Aquino’s team, however, has been on the job less than two months. The time might be enough to uncover the more egregious last-minute fast breaks, but it would take much longer to determine the depth and breadth of corruption that attended the unlamented Arroyo administration. And we are not talking yet of the failed programs and policies which must be discarded if Aquino is to redeem his promise of a brighter future for the nation.
But first things first. The people should not entertain overly high expectations from the new administration. An administration does not assume office with a blank sheet. The challenges are daunting. About 70 percent of the P1.541 billion budget for 2010 has been spent. Revenue collections remain in the doldrums, triggering fears that the deficit could hit a record P325 billion this year.
The overall economic outlook, nonetheless, is improving. After the first quarter’s strong 7 percent growth, the economy is seen hitting a growth of 6 percent for the full year. Growth, however, is seen tapering in 2011 and it’s anybody’s guess what the prospects would be after that.
In the days of Arroyo, we used to regularly warn that promises made in the State of the Nation Address should be taken with a bucket of salt. It was easy to conjure dreams of prosperity. The reality test, we used to say, was the budget proposal which the administration must submit within 30 days of the opening of Congress. In all the nine years under Gloria, the bright picture painted was not supported by the funding programmed for the coming year. This was already on the assumption a good portion of the money would not be skimmed.

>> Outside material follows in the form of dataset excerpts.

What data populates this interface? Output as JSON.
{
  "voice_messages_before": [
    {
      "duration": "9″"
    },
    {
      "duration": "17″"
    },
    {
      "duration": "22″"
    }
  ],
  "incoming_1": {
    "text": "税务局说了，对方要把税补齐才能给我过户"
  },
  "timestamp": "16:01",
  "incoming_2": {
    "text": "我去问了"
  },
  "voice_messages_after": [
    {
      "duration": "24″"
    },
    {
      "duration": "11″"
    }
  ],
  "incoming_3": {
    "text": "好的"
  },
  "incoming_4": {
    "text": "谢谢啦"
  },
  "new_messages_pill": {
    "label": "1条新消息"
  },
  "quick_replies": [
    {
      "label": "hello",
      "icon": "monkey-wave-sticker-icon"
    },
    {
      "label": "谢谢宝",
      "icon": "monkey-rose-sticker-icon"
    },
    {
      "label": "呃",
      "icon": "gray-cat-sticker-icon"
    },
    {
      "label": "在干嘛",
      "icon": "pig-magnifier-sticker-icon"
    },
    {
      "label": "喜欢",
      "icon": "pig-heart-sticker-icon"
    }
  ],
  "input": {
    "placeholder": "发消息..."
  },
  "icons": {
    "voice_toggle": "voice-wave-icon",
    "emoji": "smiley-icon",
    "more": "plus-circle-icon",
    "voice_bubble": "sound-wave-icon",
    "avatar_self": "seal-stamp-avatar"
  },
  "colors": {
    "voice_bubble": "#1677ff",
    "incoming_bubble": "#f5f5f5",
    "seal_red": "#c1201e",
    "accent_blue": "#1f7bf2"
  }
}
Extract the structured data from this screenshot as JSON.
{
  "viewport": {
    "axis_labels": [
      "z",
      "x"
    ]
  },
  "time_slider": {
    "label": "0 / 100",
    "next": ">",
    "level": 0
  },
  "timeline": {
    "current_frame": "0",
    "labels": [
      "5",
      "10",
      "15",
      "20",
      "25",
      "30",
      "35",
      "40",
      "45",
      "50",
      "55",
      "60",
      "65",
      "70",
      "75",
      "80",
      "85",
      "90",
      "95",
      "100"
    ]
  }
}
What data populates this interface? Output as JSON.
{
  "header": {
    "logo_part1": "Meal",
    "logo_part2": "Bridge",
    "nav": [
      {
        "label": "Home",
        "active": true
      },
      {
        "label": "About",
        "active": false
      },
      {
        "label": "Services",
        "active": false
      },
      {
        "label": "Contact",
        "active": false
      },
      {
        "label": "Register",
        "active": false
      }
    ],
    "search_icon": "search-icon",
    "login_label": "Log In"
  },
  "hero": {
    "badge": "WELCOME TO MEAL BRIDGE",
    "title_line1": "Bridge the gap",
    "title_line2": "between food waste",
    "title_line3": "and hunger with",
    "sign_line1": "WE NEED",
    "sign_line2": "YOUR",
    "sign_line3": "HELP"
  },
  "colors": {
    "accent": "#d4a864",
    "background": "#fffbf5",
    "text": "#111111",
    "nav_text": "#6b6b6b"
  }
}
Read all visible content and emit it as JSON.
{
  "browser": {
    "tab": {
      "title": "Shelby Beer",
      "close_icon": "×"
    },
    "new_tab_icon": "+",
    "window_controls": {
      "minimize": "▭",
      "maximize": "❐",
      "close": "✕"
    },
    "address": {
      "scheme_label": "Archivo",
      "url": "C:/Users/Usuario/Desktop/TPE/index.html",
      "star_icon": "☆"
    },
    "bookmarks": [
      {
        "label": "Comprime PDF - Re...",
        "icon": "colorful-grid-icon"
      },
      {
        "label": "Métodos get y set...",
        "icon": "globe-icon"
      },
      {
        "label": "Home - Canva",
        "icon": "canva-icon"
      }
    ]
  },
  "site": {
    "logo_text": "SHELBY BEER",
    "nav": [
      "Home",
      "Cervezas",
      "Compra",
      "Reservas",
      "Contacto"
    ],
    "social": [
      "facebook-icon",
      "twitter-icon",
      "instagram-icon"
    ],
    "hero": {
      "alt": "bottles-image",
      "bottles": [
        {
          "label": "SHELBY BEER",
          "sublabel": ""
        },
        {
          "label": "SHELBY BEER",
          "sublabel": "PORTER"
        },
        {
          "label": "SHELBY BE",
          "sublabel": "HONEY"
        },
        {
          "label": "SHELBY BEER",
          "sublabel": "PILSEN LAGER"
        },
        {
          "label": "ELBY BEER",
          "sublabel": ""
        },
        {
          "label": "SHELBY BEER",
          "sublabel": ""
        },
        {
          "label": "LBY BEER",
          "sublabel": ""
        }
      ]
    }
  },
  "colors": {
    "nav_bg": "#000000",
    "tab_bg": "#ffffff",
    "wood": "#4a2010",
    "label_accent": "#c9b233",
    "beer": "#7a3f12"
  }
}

The Aquino team does not have the luxury of time to minutely scrutinize the budget proposal drafted by the previous administration. His instructions to adopt zero-based budgeting, for example, cannot be complied with by the line departments within the 30-day period prescribed by the Constitution.
We should not expect a detailed program in Aquino’s first SONA. It is not in his character to spout glowing statistical targets and we would be disappointed if he started talking technocratese. He promised good governance. It is by this covenant that we should bind him.